Мы живые
Шрифт:
Пять лет она продержалась. В 1922-м, с безропотным, тупым смирением, семья отправилась поездом обратно в Петроград, чтобы начать жизнь с начала, если такое начало вообще было возможно.
Когда они забрались в поезд и колеса лязгнули, дернувшись в первом рывке в сторону Петрограда, Аргуновы переглянулись, но не произнесли ни слова. Галина Петровна думала об их особняке на Каменноостровском и о том, смогут ли они получить его обратно; Лидия вспоминала старую церковь, где она в детстве преклоняла колени каждую Пасху, и думала о том, что обязательно зайдет туда в первый же день в Петрограде;
Стол Киры располагался между двумя деревянными скамейками. Десять голов смотрели друг на друга, словно две напряженные, враждебные, раскачивающиеся в такт поезда стены — десять истощенных, пыльно-белых пятен в полумраке: Александр Дмитриевич и слабый отблеск его золотого пенсне; Галина Петровна с лицом белее, чем страницы ее книги; молодой совслужащий с новым кожаным портфелем, по которому плясали зайчики света; бородатый крестьянин, который был одет в вонючий тулуп и постоянно чесался; изможденная женщина с обвисшей грудью, постоянно истерично пересчитывающая свои узлы и детей; смотрящие на них два босоногих лохматых мальчика и солдат с запрокинутой головой, желтые лапти которого покоились на чемодане из крокодиловой кожи, принадлежащем рыхлой женщине в меховой шубе — единственной пассажирке с чемоданом и с розовыми упитанными щеками, — а рядом с ней бледное, веснушчатое лицо раздраженной женщины с гнилыми зубами, в мужском пиджаке и красном платке поверх волос.

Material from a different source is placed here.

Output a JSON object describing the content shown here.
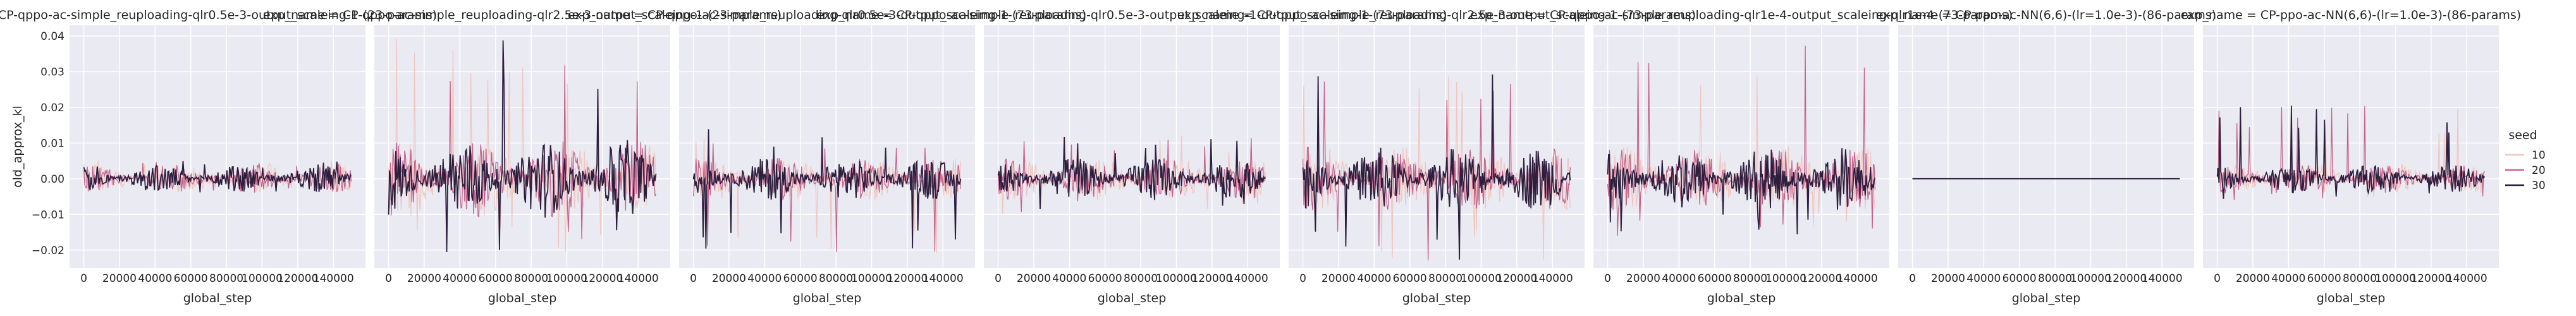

Через разбитое окно луч света пробивался внутрь как раз над головой Киры. Пыль танцевала в луче, который обрывался на трех парах сапог, свисавших с верхней полки, где теснились трое солдат. Над ними, в багажной нише, скрючился, упираясь грудью в потолок, чахоточный юноша, беспробудно спящий. Он натужно храпел, дыша через силу. Под ногами пассажиров колеса стучали так, словно брусок ржавого железа разлетался на куски, и куски эти откатывались, громыхнув три раза: и вновь брусок и громыхающие куски, и снова брусок, и снова куски; колеса продолжали громыхать, а юноша иногда затихал, издавая слабый стон, — и вновь поверх голов пассажиров разносилось мужское дыхание с присвистом, как будто воздух вырывался из проколотой шины.
Кире было восемнадцать лет, и она думала о Петрограде. Все попутчики говорили о Петрограде. Она не знала, были ли все фразы, прошептанные в пыльном воздухе, произнесены в течение часа, или в течение дня, или на протяжении двух недель в грохочущем тумане, состоящем из пыли, пота и страха. Она не знала, потому что не вслушивалась.
— В Петрограде едят сушеную рыбу, граждане.
— И подсолнечное масло.
— Подсолнечное масло? Не может быть!
— Степка, не скреби голову надо мной, скреби в проходе!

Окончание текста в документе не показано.